Kitab Suci sangat penting bagi umat Kristen. Ketika para pemimpin gereja merujuk kepada “Alkitab” atau “Kitab Suci”, biasanya yang mereka maksudkan adalah “Alkitab seperti yang kita pahami melalui doktrin teologis kita”. Alkitab selalu ditafsirkan oleh gereja-gereja kita melalui lensa teologis tertentu.
Sebagai ahli Alkitab, saya berpendapat para pemimpin gereja yang menggunakan budaya dan teologi mereka untuk mengucilkan homoseksual sebenarnya belum membaca Alkitab dengan saksama. Sebaliknya, mereka membiarkan ketakutan patriarkis mereka memutarbalikkan Alkitab, dan berusaha mencari-cari ayat-ayat yang mendukung sikap pengucilan.
Ada beberapa contoh dalam Alkitab yang menggarisbawahi maksud saya.
Baca juga: Ekspresikan Identitas Agama, Generasi Muda Kristen Ramai Pakai Musik Tradisional
Kasih kepada Allah dan Sesama
Injil Markus, yang terdapat dalam Perjanjian Baru, mencatat Yesus memasuki Bait Allah di Yerusalem pada tiga kesempatan. Pertama, Ia berkunjung sebentar dan “meninjau semuanya” (11:11)).

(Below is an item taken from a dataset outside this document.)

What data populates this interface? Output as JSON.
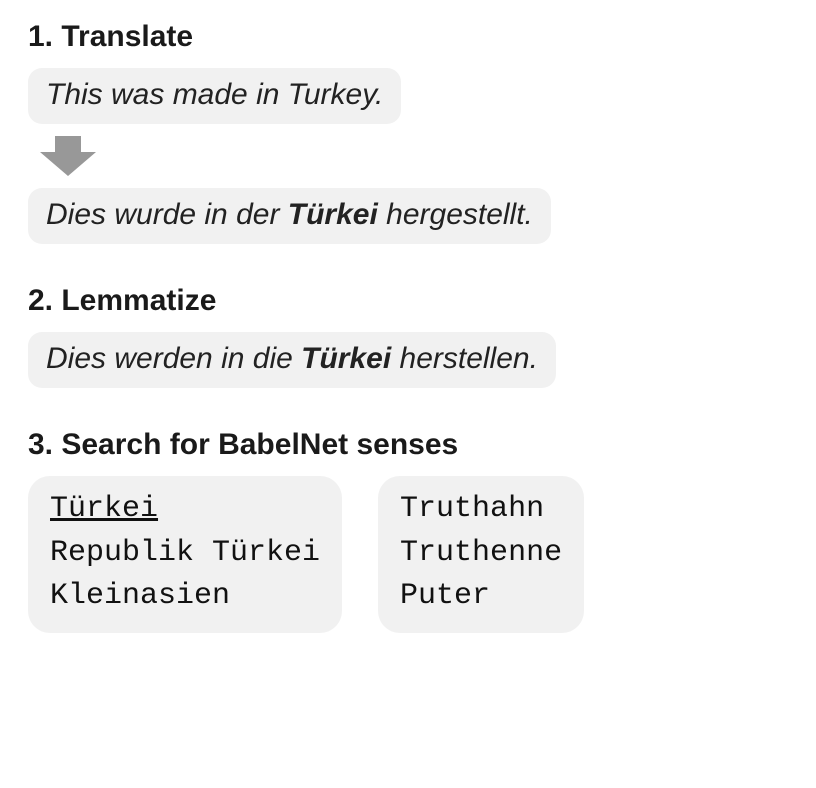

Pada kunjungan kedua, Ia bertindak, mengusir “orang-orang yang berjual beli di halaman Bait Allah. Meja-meja penukar uang dan bangku-bangku pedagang merpati dibalikkan-Nya” (11:15). Yesus secara khusus menargetkan mereka yang mengeksploitasi orang-orang yang paling miskin yang datang ke Bait Allah.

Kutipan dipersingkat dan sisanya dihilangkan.